19th March 2020

My father had by all accounts a very good working knowledge of both Gujarati, Nepali and a local dialect spoken by the Gerta. Personally I only heard him speak thus in extreme circumstances, firstly when he shouted or rather bellowed bull like at anyone who might cross his path or will, secondly to curse quite flowerily beneath his breath when flummoxed, confused or otherwise at a loss for more appropriate words, thirdly to discretely chat whilst playing pocket billiards with my great uncle Sir Charles Franklin,  whom had learned Gujarati whilst entrenched with a division of dismounted Indian cavalry during the first battle Ypres in nineteen fifteen. This battle was most notable for the first German usage of chlorine gas, something that my uncle having suffered since boyhood from consumption was totally unable to endure, resultant in him, much to his chagrin, being invalided back to a desk position  in the upper echelons of the War Office. Uncle Charlie was without question my favorite relative of all, the one who without fail shaped the best of my childhood experiences, aiding my adolescent experimentations and teen rebellions till his untimely death when I was still but an incomplete and easily impressionable nineteen years of age.

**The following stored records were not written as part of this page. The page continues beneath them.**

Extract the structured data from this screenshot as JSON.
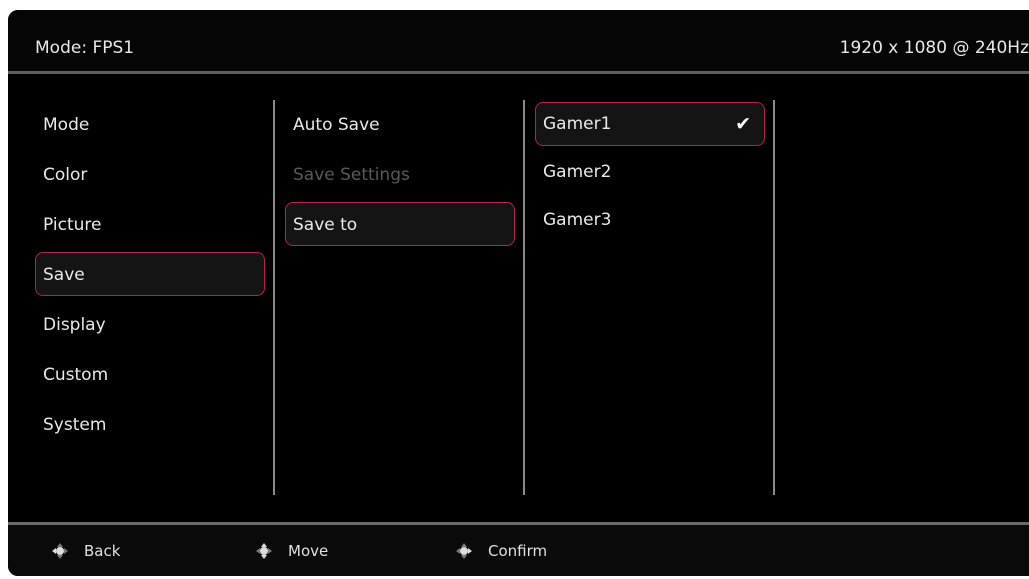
{
  "header": {
    "mode": "Mode: FPS1",
    "resolution": "1920 x 1080 @ 240Hz"
  },
  "main_menu": [
    {
      "label": "Mode"
    },
    {
      "label": "Color"
    },
    {
      "label": "Picture"
    },
    {
      "label": "Save",
      "selected": true
    },
    {
      "label": "Display"
    },
    {
      "label": "Custom"
    },
    {
      "label": "System"
    }
  ],
  "save_menu": [
    {
      "label": "Auto Save"
    },
    {
      "label": "Save Settings",
      "disabled": true
    },
    {
      "label": "Save to",
      "selected": true
    }
  ],
  "save_to_options": [
    {
      "label": "Gamer1",
      "selected": true,
      "checked": true
    },
    {
      "label": "Gamer2"
    },
    {
      "label": "Gamer3"
    }
  ],
  "footer": {
    "back": "Back",
    "move": "Move",
    "confirm": "Confirm"
  },
  "colors": {
    "accent": "#b2244a",
    "background": "#000000"
  },
  "icons": {
    "check": "checkmark-icon",
    "nav": "dpad-icon"
  }
}
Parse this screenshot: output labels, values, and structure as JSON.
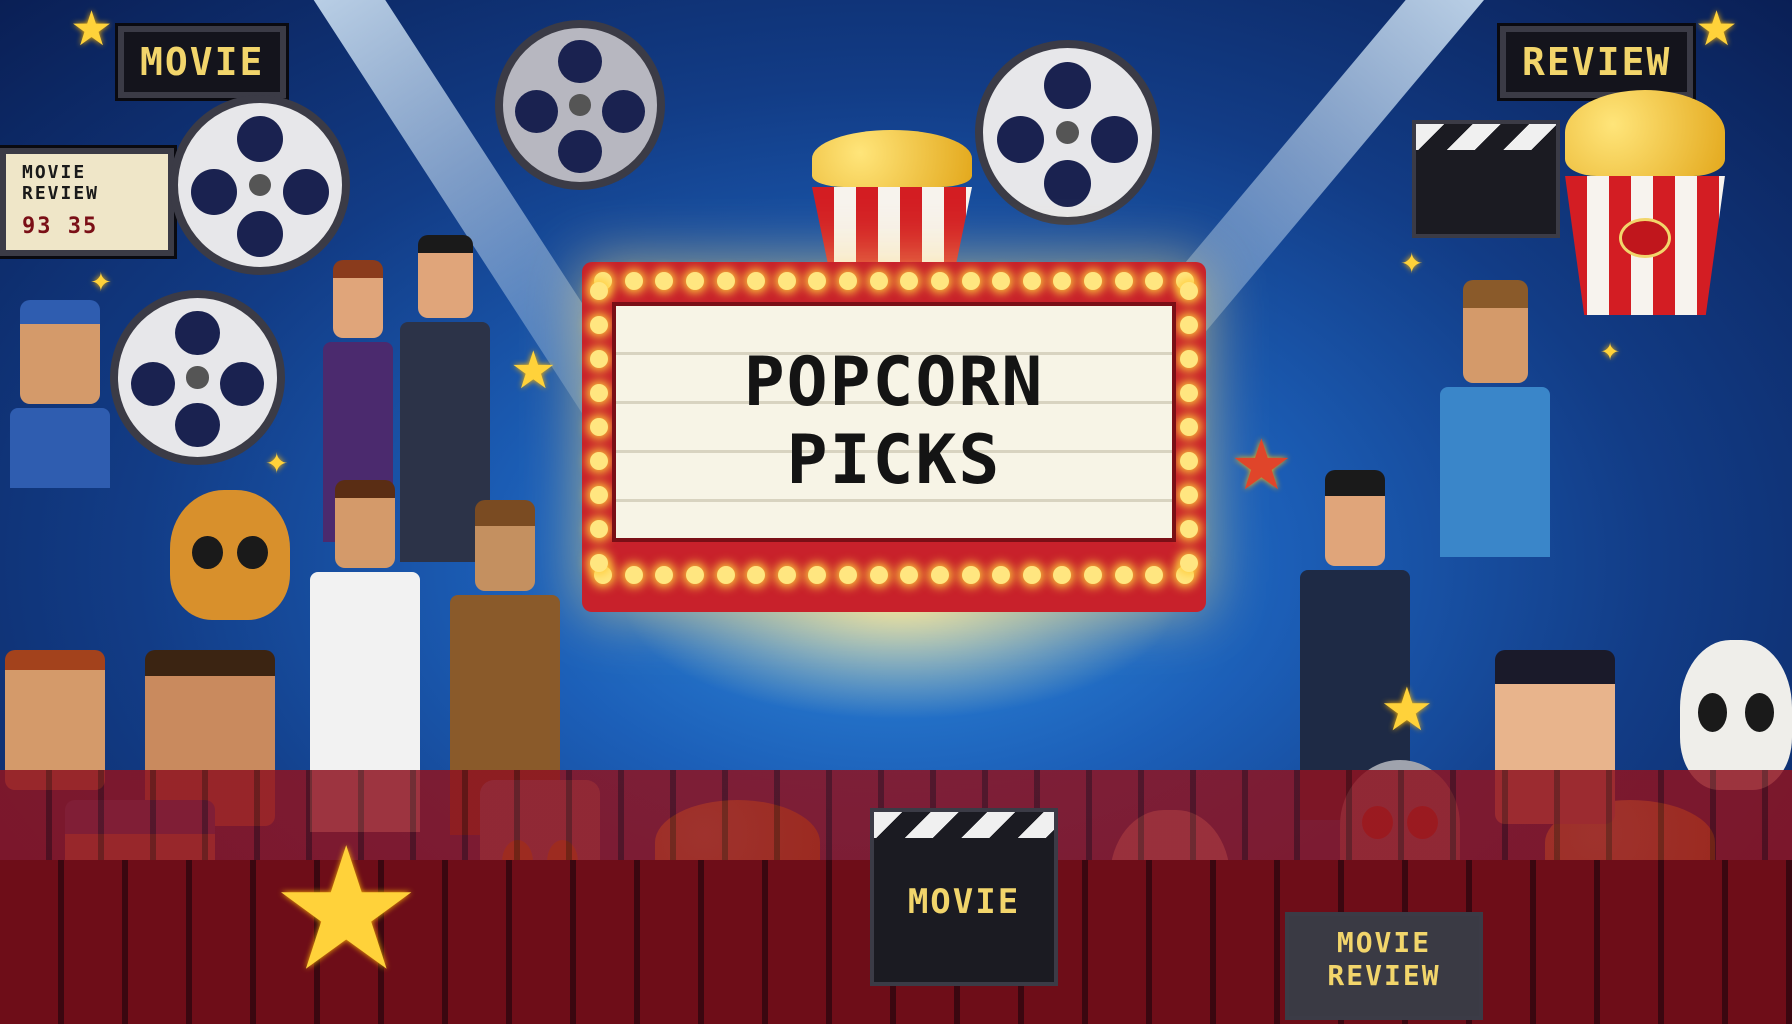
{
  "marquee": {
    "line1": "POPCORN",
    "line2": "PICKS"
  },
  "signs": {
    "top_left": "MOVIE",
    "top_right": "REVIEW",
    "left_board_title": "MOVIE REVIEW",
    "left_board_digits": "93 35"
  },
  "clapperboards": {
    "bottom_center": "MOVIE",
    "bottom_right_line1": "MOVIE",
    "bottom_right_line2": "REVIEW"
  },
  "colors": {
    "background": "#1c5fb8",
    "marquee_red": "#c8212b",
    "bulb": "#ffe680",
    "popcorn_red": "#d31d23",
    "gold_text": "#f2d56b"
  }
}
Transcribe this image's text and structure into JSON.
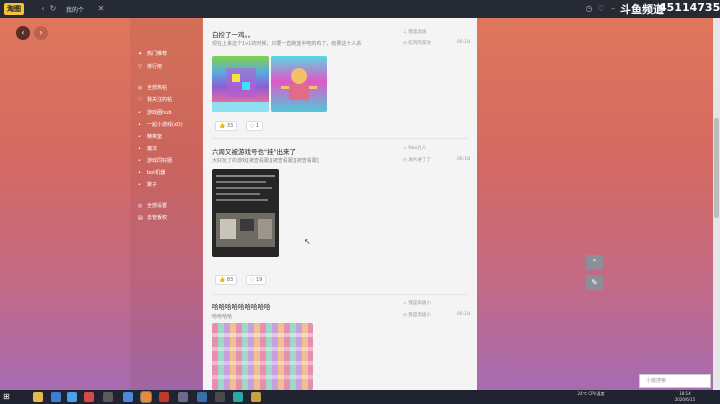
{
  "titlebar": {
    "logo": "淘图",
    "tab_label": "我的个",
    "live_text": "斗鱼频道",
    "live_id": "45114735"
  },
  "sidebar": {
    "items": [
      {
        "icon": "fire-icon",
        "label": "热门推荐"
      },
      {
        "icon": "chart-icon",
        "label": "排行榜"
      },
      {
        "icon": "grid-icon",
        "label": "全部热帖"
      },
      {
        "icon": "heart-icon",
        "label": "我关注的帖"
      },
      {
        "icon": "dot-icon",
        "label": "游戏圈hub"
      },
      {
        "icon": "dot-icon",
        "label": "一起小游戏(xD)"
      },
      {
        "icon": "dot-icon",
        "label": "精英室"
      },
      {
        "icon": "dot-icon",
        "label": "魔法"
      },
      {
        "icon": "dot-icon",
        "label": "游戏同好圈"
      },
      {
        "icon": "dot-icon",
        "label": "bot机器"
      },
      {
        "icon": "dot-icon",
        "label": "聚子"
      },
      {
        "icon": "settings-icon",
        "label": "全部设置"
      },
      {
        "icon": "user-icon",
        "label": "去管板权"
      }
    ]
  },
  "posts": [
    {
      "title": "白捡了一鸡。。",
      "subtitle": "现在上来这个1v1的时候，只要一直跑蓝半吧的鸡了，结果这十人杀",
      "author": "我是高级",
      "meta": "吃鸡的某功",
      "time": "06:18",
      "likes": "33",
      "comments": "1"
    },
    {
      "title": "六周又被游戏号也\"挂\"出来了",
      "subtitle": "大好玩了的游戏[被查看跟][被查看跟][被查看跟]",
      "author": "Nao九人",
      "meta": "发片进了了",
      "time": "06:18",
      "likes": "83",
      "comments": "19"
    },
    {
      "title": "哈哈哈哈哈哈哈哈哈",
      "subtitle": "哈哈哈哈",
      "author": "我是高级小",
      "meta": "我是高级小",
      "time": "06:18"
    }
  ],
  "float": {
    "up_icon": "chevron-up-icon",
    "edit_icon": "edit-icon"
  },
  "search": {
    "placeholder": "小窗搜索"
  },
  "tray": {
    "weather": "24℃ CPU温度",
    "time": "18:14",
    "date": "2020/6/15"
  },
  "colors": {
    "accent": "#f2c33b",
    "bg_top": "#e0785b",
    "bg_bottom": "#a26bb5"
  }
}
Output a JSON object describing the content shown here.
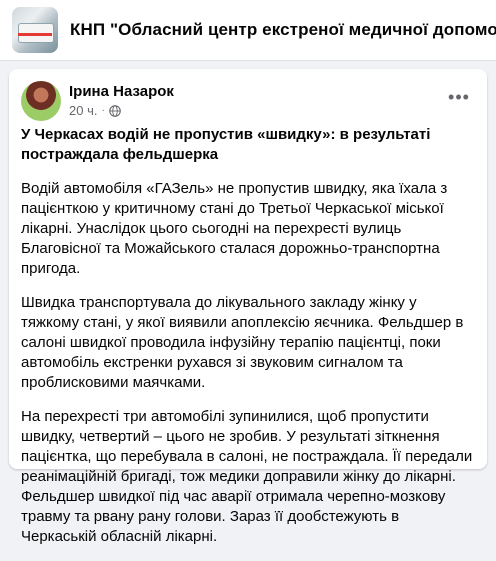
{
  "group": {
    "title": "КНП \"Обласний центр екстреної медичної допомоги та"
  },
  "post": {
    "author": "Ірина Назарок",
    "time": "20 ч.",
    "separator": "·",
    "more_label": "•••",
    "headline": "У Черкасах водій не пропустив «швидку»: в результаті постраждала фельдшерка",
    "paragraphs": [
      "Водій автомобіля «ГАЗель» не пропустив швидку, яка їхала з пацієнткою у критичному стані до Третьої Черкаської міської лікарні. Унаслідок цього сьогодні на перехресті вулиць Благовісної та Можайського сталася дорожньо-транспортна пригода.",
      "Швидка транспортувала до лікувального закладу жінку у тяжкому стані, у якої виявили апоплексію яєчника. Фельдшер в салоні швидкої проводила інфузійну терапію пацієнтці, поки автомобіль екстренки рухався зі звуковим сигналом та проблисковими маячками.",
      "На перехресті три автомобілі зупинилися, щоб пропустити швидку, четвертий – цього не зробив. У результаті зіткнення пацієнтка, що перебувала в салоні, не постраждала. Її передали реанімаційній бригаді, тож медики доправили жінку до лікарні. Фельдшер швидкої під час аварії отримала черепно-мозкову травму та рвану рану голови. Зараз її дообстежують в Черкаській обласній лікарні."
    ]
  },
  "icons": {
    "globe": "globe-icon",
    "more": "more-options-icon"
  }
}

My later realization through the prism of time and understanding that Charles, far from being the individual I so slavishly idolized was rather a monster, a sociopath, whose habits and manners made a mockery of every principle he so persistently espoused. Charlie Franklin was funny, brilliant and handsome, but also spiteful, unappreciative, demeaning. The very epitome of a boor.

Every one of my male role models were two-dimensional figures illustrating the very worst of behavior and emotion.  Men to be discredited, loathed and pitied, yet who were supported, aided and abetted by the very souls who bore the worst brunt of their evil, their lovers, wives, mothers and daughters. Cruelty begets cruelty, inconsideration and usury assure generational continuance, the acceptance of the mother conditioning the daughter and thereby instructing the wife. A cycle of harsh and belittling treatment that cannot be amended or altered but must be broken piecemeal.

It is to my constant shame and embarrassment that so near was I to being stamped by this endemic mold that I was not only incapable of empathizing with tragedies oft occurring but quite possibly sniggered at the unfortunate consequences that transpired.